Digital & Technology

PwC study reveals that Majority of customers likely to stick to existing primary banking relationship after opening digital bank accounts

With digital banks set to come into play in Hong Kong, Malaysia and Singapore, there is a wide level of awareness amongst customers, according to PwC. Interest is varied across the board with younger (over 70% of 18-39-year olds) and high income groups (70% of those in the high income bracket) indicating that they were ‘very interested’ or ‘interested’ in opening a digital bank account.

These findings are from the Singapore cut of PwC’s digital banking customer insights study, which can be found HERE. The study surveyed over 4,500 customers across Singapore, Hong Kong and Malaysia.

Sam Kok Weng, Singapore Financial Services Leader, PwC, said “The disruption brought about by digital banks is good for customers. This will not only result in better product offerings, but will lead to improved and personalised service as well. Incumbent banks are very aware of this threat and are also acting to better understand and deliver on their customers' needs.”

When customers in Singapore were asked if they would open a virtual bank account, respondents were cautious. 40% of respondents indicated that they would only consider opening a bank account with a digital bank once it is popular and successful. Even if customers opened a virtual bank account, only 33% of customers said that they would make it their primary bank (endnote 1), with the majority (67%) indicating that they would choose to retain their existing bank as their main bank.

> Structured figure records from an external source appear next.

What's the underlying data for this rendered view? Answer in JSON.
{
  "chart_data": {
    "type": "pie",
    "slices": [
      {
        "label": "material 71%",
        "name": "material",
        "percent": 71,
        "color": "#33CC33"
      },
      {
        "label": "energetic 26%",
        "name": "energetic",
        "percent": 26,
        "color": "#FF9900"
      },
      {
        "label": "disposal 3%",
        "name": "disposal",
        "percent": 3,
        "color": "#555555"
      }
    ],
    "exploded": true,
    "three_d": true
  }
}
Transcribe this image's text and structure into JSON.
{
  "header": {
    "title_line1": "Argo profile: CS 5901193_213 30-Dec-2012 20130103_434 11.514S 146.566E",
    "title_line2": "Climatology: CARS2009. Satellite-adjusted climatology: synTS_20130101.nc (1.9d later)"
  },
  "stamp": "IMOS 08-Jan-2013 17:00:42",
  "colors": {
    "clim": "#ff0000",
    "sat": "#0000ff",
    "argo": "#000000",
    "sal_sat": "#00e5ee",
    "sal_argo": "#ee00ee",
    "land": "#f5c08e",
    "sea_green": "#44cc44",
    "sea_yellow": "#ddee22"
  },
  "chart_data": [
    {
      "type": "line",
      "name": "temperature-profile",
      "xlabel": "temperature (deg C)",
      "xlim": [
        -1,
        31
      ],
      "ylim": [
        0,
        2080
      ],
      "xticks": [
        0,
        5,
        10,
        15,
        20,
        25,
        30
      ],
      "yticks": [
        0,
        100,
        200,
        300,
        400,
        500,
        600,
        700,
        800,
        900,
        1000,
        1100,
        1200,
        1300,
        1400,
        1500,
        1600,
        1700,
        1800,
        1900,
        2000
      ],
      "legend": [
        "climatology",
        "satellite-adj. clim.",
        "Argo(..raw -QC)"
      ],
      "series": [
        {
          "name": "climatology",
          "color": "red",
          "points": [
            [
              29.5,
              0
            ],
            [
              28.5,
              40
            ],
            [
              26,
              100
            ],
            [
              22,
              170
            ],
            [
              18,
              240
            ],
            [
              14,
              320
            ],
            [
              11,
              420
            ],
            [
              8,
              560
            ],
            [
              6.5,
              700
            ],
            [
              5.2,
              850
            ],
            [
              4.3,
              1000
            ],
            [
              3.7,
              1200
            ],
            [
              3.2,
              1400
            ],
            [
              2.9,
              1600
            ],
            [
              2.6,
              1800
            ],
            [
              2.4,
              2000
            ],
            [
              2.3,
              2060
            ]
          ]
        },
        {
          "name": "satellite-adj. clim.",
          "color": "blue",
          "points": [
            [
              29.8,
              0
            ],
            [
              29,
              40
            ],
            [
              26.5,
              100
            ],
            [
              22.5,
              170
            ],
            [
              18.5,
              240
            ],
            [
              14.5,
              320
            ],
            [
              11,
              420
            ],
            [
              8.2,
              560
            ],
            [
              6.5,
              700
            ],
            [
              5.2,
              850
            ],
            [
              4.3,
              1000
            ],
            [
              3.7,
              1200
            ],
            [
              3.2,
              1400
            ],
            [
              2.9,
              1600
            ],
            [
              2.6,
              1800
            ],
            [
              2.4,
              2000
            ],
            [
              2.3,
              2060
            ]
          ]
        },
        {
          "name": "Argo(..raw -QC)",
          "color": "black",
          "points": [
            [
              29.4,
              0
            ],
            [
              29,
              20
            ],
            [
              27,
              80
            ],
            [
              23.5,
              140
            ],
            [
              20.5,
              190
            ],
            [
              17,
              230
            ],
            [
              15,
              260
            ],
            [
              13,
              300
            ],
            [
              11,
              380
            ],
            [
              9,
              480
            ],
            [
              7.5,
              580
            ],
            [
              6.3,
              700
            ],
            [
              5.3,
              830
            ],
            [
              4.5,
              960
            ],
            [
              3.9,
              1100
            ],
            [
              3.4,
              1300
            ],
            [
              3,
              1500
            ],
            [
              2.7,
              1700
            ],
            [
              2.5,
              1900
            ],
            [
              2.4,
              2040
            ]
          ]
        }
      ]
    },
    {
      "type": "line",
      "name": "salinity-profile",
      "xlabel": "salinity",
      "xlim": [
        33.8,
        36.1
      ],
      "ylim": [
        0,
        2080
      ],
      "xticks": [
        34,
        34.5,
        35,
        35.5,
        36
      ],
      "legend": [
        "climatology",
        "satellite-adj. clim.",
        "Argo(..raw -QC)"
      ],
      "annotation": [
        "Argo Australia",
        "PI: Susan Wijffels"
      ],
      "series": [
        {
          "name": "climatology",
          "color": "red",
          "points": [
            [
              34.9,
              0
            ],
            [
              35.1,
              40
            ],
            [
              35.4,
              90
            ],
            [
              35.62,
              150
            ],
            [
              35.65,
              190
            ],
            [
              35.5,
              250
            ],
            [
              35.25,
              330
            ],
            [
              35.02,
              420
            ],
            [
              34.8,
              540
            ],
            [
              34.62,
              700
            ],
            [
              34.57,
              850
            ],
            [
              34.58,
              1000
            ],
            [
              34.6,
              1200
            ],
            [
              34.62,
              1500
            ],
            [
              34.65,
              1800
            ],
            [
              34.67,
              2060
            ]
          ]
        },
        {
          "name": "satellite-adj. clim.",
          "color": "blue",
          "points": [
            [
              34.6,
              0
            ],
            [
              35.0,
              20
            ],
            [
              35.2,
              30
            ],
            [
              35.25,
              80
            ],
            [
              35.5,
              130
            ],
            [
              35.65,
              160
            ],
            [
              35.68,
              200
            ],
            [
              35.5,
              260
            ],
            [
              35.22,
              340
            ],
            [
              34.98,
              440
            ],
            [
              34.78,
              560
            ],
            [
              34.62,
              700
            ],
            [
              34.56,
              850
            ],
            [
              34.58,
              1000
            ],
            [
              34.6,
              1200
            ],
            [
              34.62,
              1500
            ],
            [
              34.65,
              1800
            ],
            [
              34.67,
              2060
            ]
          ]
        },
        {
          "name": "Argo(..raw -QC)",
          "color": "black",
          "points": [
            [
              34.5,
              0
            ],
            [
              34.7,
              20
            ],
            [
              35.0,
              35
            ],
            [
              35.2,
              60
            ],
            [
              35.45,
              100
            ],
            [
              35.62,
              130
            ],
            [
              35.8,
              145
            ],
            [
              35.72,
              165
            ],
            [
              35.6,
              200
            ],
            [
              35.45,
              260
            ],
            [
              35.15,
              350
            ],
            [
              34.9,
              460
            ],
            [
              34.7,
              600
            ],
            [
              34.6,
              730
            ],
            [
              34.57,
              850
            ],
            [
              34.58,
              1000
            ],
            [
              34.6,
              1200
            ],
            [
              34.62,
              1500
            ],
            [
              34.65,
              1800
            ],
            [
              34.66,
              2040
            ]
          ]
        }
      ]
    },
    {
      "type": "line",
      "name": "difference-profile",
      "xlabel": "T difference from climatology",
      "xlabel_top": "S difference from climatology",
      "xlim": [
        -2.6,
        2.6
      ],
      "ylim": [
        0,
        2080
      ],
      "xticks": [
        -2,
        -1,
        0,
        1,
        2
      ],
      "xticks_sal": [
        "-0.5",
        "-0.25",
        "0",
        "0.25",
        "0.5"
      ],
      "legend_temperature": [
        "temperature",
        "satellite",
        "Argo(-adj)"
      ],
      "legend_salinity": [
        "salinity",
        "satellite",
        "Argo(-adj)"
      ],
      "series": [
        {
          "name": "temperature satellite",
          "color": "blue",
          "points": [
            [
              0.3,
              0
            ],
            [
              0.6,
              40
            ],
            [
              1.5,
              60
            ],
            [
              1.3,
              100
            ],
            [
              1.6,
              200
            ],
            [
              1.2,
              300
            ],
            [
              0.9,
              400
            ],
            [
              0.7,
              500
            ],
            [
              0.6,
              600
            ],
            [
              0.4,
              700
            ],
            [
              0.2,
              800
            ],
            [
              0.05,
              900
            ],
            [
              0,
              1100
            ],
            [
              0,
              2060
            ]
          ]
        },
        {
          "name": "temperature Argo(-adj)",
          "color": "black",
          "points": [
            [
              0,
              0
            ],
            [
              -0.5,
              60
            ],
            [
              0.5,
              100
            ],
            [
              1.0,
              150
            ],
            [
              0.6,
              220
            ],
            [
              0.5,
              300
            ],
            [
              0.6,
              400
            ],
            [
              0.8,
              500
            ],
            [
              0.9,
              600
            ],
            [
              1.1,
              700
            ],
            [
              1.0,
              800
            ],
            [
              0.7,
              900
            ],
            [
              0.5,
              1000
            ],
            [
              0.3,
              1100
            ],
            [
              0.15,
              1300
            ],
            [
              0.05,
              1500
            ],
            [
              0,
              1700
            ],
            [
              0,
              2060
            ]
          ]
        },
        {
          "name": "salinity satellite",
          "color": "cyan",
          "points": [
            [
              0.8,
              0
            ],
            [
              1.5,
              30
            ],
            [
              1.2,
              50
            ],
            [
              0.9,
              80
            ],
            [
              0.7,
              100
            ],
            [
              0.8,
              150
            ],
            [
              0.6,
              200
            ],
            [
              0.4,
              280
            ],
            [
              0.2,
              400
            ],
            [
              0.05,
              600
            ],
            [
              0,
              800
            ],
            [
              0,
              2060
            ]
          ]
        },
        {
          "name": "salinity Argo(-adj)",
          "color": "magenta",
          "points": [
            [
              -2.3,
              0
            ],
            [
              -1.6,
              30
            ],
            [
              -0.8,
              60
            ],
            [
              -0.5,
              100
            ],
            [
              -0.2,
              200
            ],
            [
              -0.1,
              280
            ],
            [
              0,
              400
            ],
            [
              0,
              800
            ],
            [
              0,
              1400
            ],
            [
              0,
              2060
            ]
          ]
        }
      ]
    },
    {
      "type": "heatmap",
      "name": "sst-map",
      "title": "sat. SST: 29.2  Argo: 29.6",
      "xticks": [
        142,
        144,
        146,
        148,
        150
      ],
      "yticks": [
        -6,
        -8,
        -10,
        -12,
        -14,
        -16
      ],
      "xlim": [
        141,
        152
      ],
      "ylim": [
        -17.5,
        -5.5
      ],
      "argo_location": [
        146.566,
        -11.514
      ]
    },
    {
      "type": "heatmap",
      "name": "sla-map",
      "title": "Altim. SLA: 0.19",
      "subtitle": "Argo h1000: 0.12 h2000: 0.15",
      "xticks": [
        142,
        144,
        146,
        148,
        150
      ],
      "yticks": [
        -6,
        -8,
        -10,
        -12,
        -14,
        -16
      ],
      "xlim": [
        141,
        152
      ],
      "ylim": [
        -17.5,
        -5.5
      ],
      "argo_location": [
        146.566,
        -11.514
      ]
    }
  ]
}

The report clearly showed that while many customers would keep their existing bank as the primary one, they did face frustrations with these banks. Some of these issues included long queue times (42%), long wait times on the hotline (23%) and the inability to perform banking functions online (13%).

Unsurprisingly, customers with more pain points were more interested in opening a digital bank account. This figure was about half (53%) among respondents who had no pain points and rose to three quarters (77%) among those that had three or more pain points.

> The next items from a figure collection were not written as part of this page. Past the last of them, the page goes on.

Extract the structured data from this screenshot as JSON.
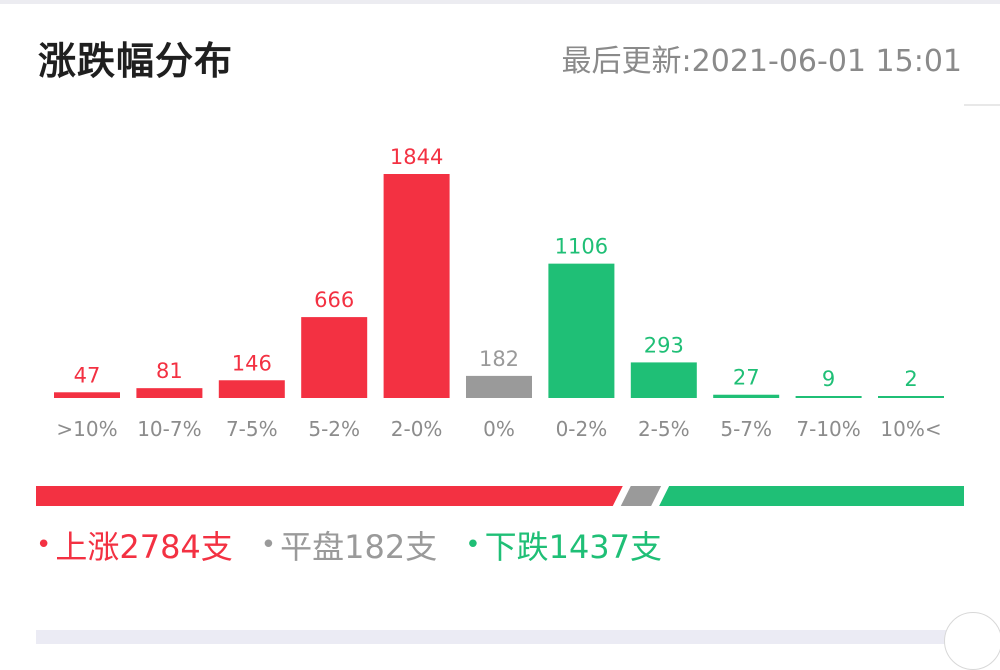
{
  "header": {
    "title": "涨跌幅分布",
    "updated_label": "最后更新:",
    "updated_time": "2021-06-01 15:01"
  },
  "colors": {
    "up": "#f33142",
    "flat": "#9a9a9a",
    "down": "#1fbf76"
  },
  "chart_data": {
    "type": "bar",
    "categories": [
      ">10%",
      "10-7%",
      "7-5%",
      "5-2%",
      "2-0%",
      "0%",
      "0-2%",
      "2-5%",
      "5-7%",
      "7-10%",
      "10%<"
    ],
    "values": [
      47,
      81,
      146,
      666,
      1844,
      182,
      1106,
      293,
      27,
      9,
      2
    ],
    "bar_groups": [
      "up",
      "up",
      "up",
      "up",
      "up",
      "flat",
      "down",
      "down",
      "down",
      "down",
      "down"
    ],
    "data_labels": true,
    "ylim": [
      0,
      1844
    ]
  },
  "summary": {
    "up_count": 2784,
    "flat_count": 182,
    "down_count": 1437,
    "up_text": "上涨2784支",
    "flat_text": "平盘182支",
    "down_text": "下跌1437支",
    "bullet": "•"
  }
}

In terms of financial features that would attract customers, the one that came on top was better rates on deposit and lending (49%) followed by quick and easy online customer service (42%) and a better mobile/ digital experience (40%).

In addition to financial features, 66% of Singapore customers are “interested” or “very interested” in having their digital bank offer non-financial features. These non-financial areas were broken down into four categories. As an e-commerce platform, the top interests were in purchasing plane, train and bus tickets (54%), health care and illness consultation (54%) and coupons for shops and restaurants (48%). The other non-financial categories in the report include travel-concierge, financial education and personal life coaching services.

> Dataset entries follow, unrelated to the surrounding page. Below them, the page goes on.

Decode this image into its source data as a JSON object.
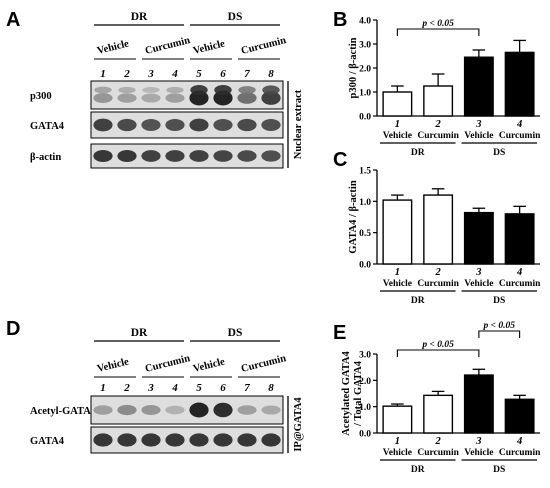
{
  "panels": {
    "A": {
      "label": "A",
      "groups": [
        "DR",
        "DS"
      ],
      "treatments": [
        "Vehicle",
        "Curcumin",
        "Vehicle",
        "Curcumin"
      ],
      "lanes": [
        "1",
        "2",
        "3",
        "4",
        "5",
        "6",
        "7",
        "8"
      ],
      "rows": [
        {
          "label": "p300",
          "intensity": [
            0.35,
            0.3,
            0.25,
            0.3,
            0.95,
            0.95,
            0.55,
            0.8
          ],
          "double": true
        },
        {
          "label": "GATA4",
          "intensity": [
            0.8,
            0.75,
            0.7,
            0.72,
            0.8,
            0.72,
            0.75,
            0.72
          ],
          "double": false
        },
        {
          "label": "β-actin",
          "intensity": [
            0.85,
            0.85,
            0.8,
            0.8,
            0.8,
            0.78,
            0.75,
            0.72
          ],
          "double": false
        }
      ],
      "side_label": "Nuclear extract"
    },
    "D": {
      "label": "D",
      "groups": [
        "DR",
        "DS"
      ],
      "treatments": [
        "Vehicle",
        "Curcumin",
        "Vehicle",
        "Curcumin"
      ],
      "lanes": [
        "1",
        "2",
        "3",
        "4",
        "5",
        "6",
        "7",
        "8"
      ],
      "rows": [
        {
          "label": "Acetyl-GATA4",
          "intensity": [
            0.3,
            0.4,
            0.35,
            0.2,
            0.95,
            0.9,
            0.3,
            0.25
          ],
          "double": false
        },
        {
          "label": "GATA4",
          "intensity": [
            0.85,
            0.85,
            0.85,
            0.85,
            0.85,
            0.85,
            0.85,
            0.85
          ],
          "double": false
        }
      ],
      "side_label": "IP@GATA4"
    }
  },
  "chart_data": [
    {
      "panel": "B",
      "type": "bar",
      "categories": [
        "1",
        "2",
        "3",
        "4"
      ],
      "category_labels": [
        "Vehicle",
        "Curcumin",
        "Vehicle",
        "Curcumin"
      ],
      "groups": [
        {
          "name": "DR",
          "categories": [
            "1",
            "2"
          ]
        },
        {
          "name": "DS",
          "categories": [
            "3",
            "4"
          ]
        }
      ],
      "values": [
        1.0,
        1.25,
        2.45,
        2.65
      ],
      "errors": [
        0.25,
        0.5,
        0.3,
        0.5
      ],
      "fills": [
        "#ffffff",
        "#ffffff",
        "#000000",
        "#000000"
      ],
      "ylabel": "p300 / β-actin",
      "ylim": [
        0,
        4
      ],
      "yticks": [
        "0.0",
        "1.0",
        "2.0",
        "3.0",
        "4.0"
      ],
      "significance": [
        {
          "from": "1",
          "to": "3",
          "text": "p < 0.05"
        }
      ]
    },
    {
      "panel": "C",
      "type": "bar",
      "categories": [
        "1",
        "2",
        "3",
        "4"
      ],
      "category_labels": [
        "Vehicle",
        "Curcumin",
        "Vehicle",
        "Curcumin"
      ],
      "groups": [
        {
          "name": "DR",
          "categories": [
            "1",
            "2"
          ]
        },
        {
          "name": "DS",
          "categories": [
            "3",
            "4"
          ]
        }
      ],
      "values": [
        1.02,
        1.1,
        0.82,
        0.8
      ],
      "errors": [
        0.08,
        0.1,
        0.07,
        0.12
      ],
      "fills": [
        "#ffffff",
        "#ffffff",
        "#000000",
        "#000000"
      ],
      "ylabel": "GATA4 / β-actin",
      "ylim": [
        0,
        1.5
      ],
      "yticks": [
        "0.0",
        "0.5",
        "1.0",
        "1.5"
      ],
      "significance": []
    },
    {
      "panel": "E",
      "type": "bar",
      "categories": [
        "1",
        "2",
        "3",
        "4"
      ],
      "category_labels": [
        "Vehicle",
        "Curcumin",
        "Vehicle",
        "Curcumin"
      ],
      "groups": [
        {
          "name": "DR",
          "categories": [
            "1",
            "2"
          ]
        },
        {
          "name": "DS",
          "categories": [
            "3",
            "4"
          ]
        }
      ],
      "values": [
        1.02,
        1.43,
        2.2,
        1.28
      ],
      "errors": [
        0.08,
        0.15,
        0.22,
        0.15
      ],
      "fills": [
        "#ffffff",
        "#ffffff",
        "#000000",
        "#000000"
      ],
      "ylabel": [
        "Acetylated GATA4",
        "/ Total GATA4"
      ],
      "ylim": [
        0,
        3
      ],
      "yticks": [
        "0.0",
        "1.0",
        "2.0",
        "3.0"
      ],
      "significance": [
        {
          "from": "1",
          "to": "3",
          "text": "p < 0.05"
        },
        {
          "from": "3",
          "to": "4",
          "text": "p < 0.05"
        }
      ]
    }
  ]
}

“To ensure their long-term success, it is critical for digital banks to have a strong proposition that goes beyond offering traditional financial services, but also engages with their customers on a more holistic level. This will be particularly important as customers are increasingly calling for integrated platforms that offer a full suite of lifestyle services. he challenge, though, is the ability of the digital banks to execute and bring to life their various offerings in a seamless platform with differentiated customer experiences,” commented Sam Kok Weng.

When it comes to data and financial security, Singapore customers were more wary as compared to their counterparts in Malaysia, with 55% of Singapore customers willing to share personal data with their digital banks. Furthermore, 34% of customers indicated that they do not trust digital banks with personal data security and 30% did not trust their financial stability.

Younger and more affluent banking customers are already using self-service channels for day-to-day banking transactions. For this group, the transition towards digital banking is expected to be smoother. However, this does not mean that human interaction is no longer important.

Respondents indicated that human touchpoints were crucial in more impactful and complex situations such as emergencies (64%), wealth management (63%), mortgage (58%), and insurance (56%) related transactions. The majority of customers also indicated that they prefer to do their own research and analysis when making investment decisions (63%) with only 38% saying they would also turn to their financial advisors.

In light of this, digital banks will need to consider how they provide a human touch, including financial advisory services for more complex transactions, through digital channels.

Andrew Taggart, Southeast Asia Financial Services Consulting Leader, PwC, said “Although customers have shown their interest in opening a digital bank account, digital banks should expect to see lots of trialling in the short run, as customers test out the different digital banks and what they have to offer. To attract customers during this period, digital banks are likely to offer attractive rates and promotions that could erode their margins and possibly impact the industry margins as well.”

It suggests that both incumbents and challengers need to have a customer centric mindset with the right formula that combines business strategy and customer insights with innovation, leading technologies, and the appropriate risk and control frameworks, in order to differentiate themselves from the other players in the market.

“Digital banks should put customers at the heart of what they offer. Having spectacular rates for example helps acquire customers in the short-run. But, to be successful in the long run, digital banks need to create ongoing engagement with their customers. And it will require banks to understand each customer and provide them with what they expect from personalised financial and non-financial products and services, through to a seamless customer experience,” concludes Taggart.